COVID-19, she added, “showed disproportionate impact on communities of color.” That stretches from social determinants of health, like poverty and housing instability, to employment disparities that Ballard described.
“We have to acknowledge that the previous ‘normal’ was vastly inequitable and that the crisis has left many people more vulnerable,” Clark said.
The impact of racial wage gaps on a community is high, said Harris, the leader of the National Business League.
“It means that Blacks continue to be marginalized, isolated and excluded from the economic mainstream of society, further maintaining and underdeveloped and poverty-stricken status in America, removing the possibility of generational wealth and economic opportunities.”
Back in Washtenaw County, that’s a concern for Jefferson, too.
A retiree from General Motors before he moved into local politics, Jefferson saw what good-paying manufacturing jobs meant to the Ypsilanti area: Workers of all races were able to buy homes, contribute to the tax base and count on a quality education from local schools.
“Without those earners, with their fair wages, our school district suffers,” Jefferson said, noting how two Ypsilanti-area districts had to consolidate while students continue to move to nearby affluent districts. “That impacts what resources are available to our children and what opportunities they find.”

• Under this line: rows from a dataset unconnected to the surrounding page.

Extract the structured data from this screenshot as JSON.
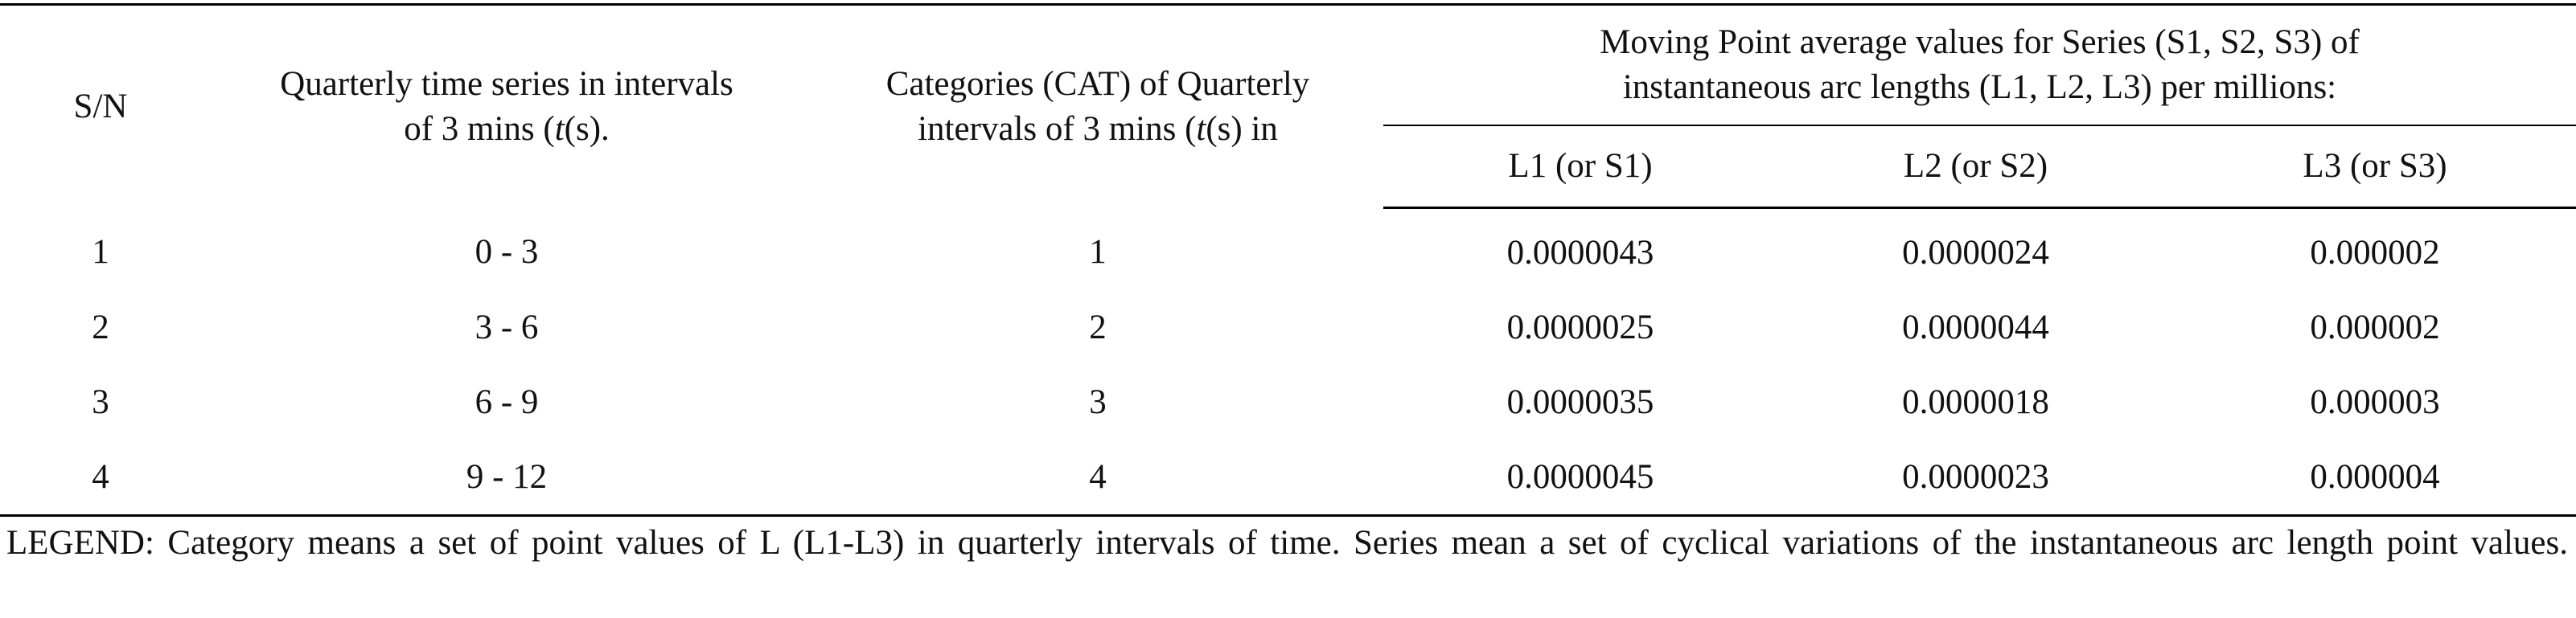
{
  "table": {
    "header": {
      "sn": "S/N",
      "time_series_line1": "Quarterly time series in intervals",
      "time_series_line2_pre": "of 3 mins (",
      "time_series_line2_italic": "t",
      "time_series_line2_post": "(s).",
      "categories_line1": "Categories (CAT) of Quarterly",
      "categories_line2_pre": "intervals of 3 mins (",
      "categories_line2_italic": "t",
      "categories_line2_post": "(s) in",
      "group_line1": "Moving Point average values for Series (S1, S2, S3) of",
      "group_line2": "instantaneous arc lengths (L1, L2, L3) per millions:",
      "l1": "L1 (or S1)",
      "l2": "L2 (or S2)",
      "l3": "L3 (or S3)"
    },
    "rows": [
      {
        "sn": "1",
        "interval": "0 - 3",
        "cat": "1",
        "l1": "0.0000043",
        "l2": "0.0000024",
        "l3": "0.000002"
      },
      {
        "sn": "2",
        "interval": "3 - 6",
        "cat": "2",
        "l1": "0.0000025",
        "l2": "0.0000044",
        "l3": "0.000002"
      },
      {
        "sn": "3",
        "interval": "6 - 9",
        "cat": "3",
        "l1": "0.0000035",
        "l2": "0.0000018",
        "l3": "0.000003"
      },
      {
        "sn": "4",
        "interval": "9 - 12",
        "cat": "4",
        "l1": "0.0000045",
        "l2": "0.0000023",
        "l3": "0.000004"
      }
    ]
  },
  "legend": "LEGEND: Category means a set of point values of L (L1-L3) in quarterly intervals of time. Series mean a set of cyclical variations of the instantaneous arc length point values."
}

The ripple effects show the complexity: child care, health care, housing affordability all rise as issues in a low-income community, he said. Then business startups may struggle for financing, further limiting economic progress.
The economy amid COVID-19 “has shown me that it’s getting worse and diversity gaps are widening,” Jefferson said. He thinks the wave of protests over the summer will help by mobilizing younger adults to drive change, which he hopes results in policy changes.
“On the horizon,” Jefferson said, “there’s a zeal from younger generations to no longer tolerate these disparities.”